La partie suivante montre que la part des mots les plus courants de notre langue reste étonnamment stable dans le temps, malgré toutes les évolutions techniques que nous avons connu depuis un siècle (et elles sont nombreuses).
Ensuite, le "biais de positivité" est évoqué : les termes à connotation positive sont en moyenne plus courants que ceux dotés d'une connotation négative. De même, la façon dont se construisent les prototypes dans certaines catégories, le rouge pour les couleurs, le A pour les voyelles, le canari pour les oiseaux (qui a donné son nom à l' "effet canari", pour rendre compte du fait que le canari n'est ni l'oiseau ayant le plus fort poids symbolique, ni le plus courant dans la vraie vie).

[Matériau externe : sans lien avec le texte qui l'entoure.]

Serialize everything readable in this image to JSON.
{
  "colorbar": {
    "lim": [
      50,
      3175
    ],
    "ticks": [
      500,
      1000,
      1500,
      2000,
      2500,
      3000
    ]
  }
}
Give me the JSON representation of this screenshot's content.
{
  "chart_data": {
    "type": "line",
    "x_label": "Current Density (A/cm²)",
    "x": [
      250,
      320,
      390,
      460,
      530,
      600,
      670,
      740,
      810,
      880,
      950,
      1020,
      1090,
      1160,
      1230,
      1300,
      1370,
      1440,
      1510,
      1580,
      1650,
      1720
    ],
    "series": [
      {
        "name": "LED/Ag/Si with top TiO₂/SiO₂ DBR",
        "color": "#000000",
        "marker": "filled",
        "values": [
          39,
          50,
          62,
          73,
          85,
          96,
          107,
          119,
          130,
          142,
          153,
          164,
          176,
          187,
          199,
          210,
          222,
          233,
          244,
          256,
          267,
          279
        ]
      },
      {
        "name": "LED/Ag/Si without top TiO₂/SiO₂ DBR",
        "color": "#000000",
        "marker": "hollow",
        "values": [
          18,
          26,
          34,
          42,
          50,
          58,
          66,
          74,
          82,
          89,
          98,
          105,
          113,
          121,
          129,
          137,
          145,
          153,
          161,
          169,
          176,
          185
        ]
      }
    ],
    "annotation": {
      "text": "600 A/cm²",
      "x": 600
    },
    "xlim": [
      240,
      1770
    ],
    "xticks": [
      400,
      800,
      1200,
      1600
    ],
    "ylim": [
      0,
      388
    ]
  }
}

La partie d'après est également très éclairante et intéressante, puisqu'elle a pour thème le freudisme. On y apprend, sans grande surprise, que Freud est beaucoup plus connu que Skinner (fondateur du comportementalisme) et passe pour un des archétypes du grand savant au côtés d'Einstein et de Darwin, malgré ses manipulations et son manque de rigueur en général. La psychanalyse a en effet durablement marqué la société occidentale ; bien que Freud lui-même fût relativement conservateur ou, au mieux, modéré (en tout cas pas un révolutionnaire, d'un point de vue moderne), en plaçant la sexualité au centre de la vie psychique, la psychanalyse se plaçait à contre-courant du puritanisme judéo-chrétien qui n'osait pas aborder ces questions. Les auteurs se penchent donc sur l'hypothèse selon laquelle les idées psychanalytiques freudiennes auraient facilité la libération sexuelle : de ce point de vue-là, la causalité est beaucoup moins claire qu'on ne pourrait le penser. Il faut en effet voir qu'il y a deux phases du freudisme, pour résumer : la période des années 20 à 40 où Freud commence à gagner des disciples et à répandre ses idées, et la période à partir des années 50-60 où les idées psychanalytiques connaissent un regain d'intérêt, sous l'impulsion d'une nouvelle génération de psychanalystes et d'intellectuels qui reprennent leurs idées.
Si l'on regarde les graphiques, il y a bel et bien une corrélation entre la diffusion des concepts psychanalytiques et la libération sexuelle. Mais serait-ce dû au fait que la psychanalyse freudienne portait réellement en germe la libération sexuelle, ou que les auteurs de la libération sexuelle réutilisaient des concepts issus de la psychanalyse dans leurs écrits, en leur donnant une interprétation particulière ? Le livre penche plutôt vers la seconde hypothèse, à savoir que la libération des mœurs a été facilitée par une certaine relecture du freudisme (notamment de la part de Wilhelm Reich), qui n'avait au départ pas grand chose à voir avec les idées de Freud lui-même.
Le reste du livre est tout aussi intéressant, avec des chapitres sur la mesure de la notoriété sur Internet ou les statistiques linguistiques en général. En résumé, je vous conseille l'ouvrage car il est vraiment très bien fait, très lisible, émaillé de nombreux graphiques employés à bon escient pour appuyer l'argumentation, cela ne peut donc être que recommandé.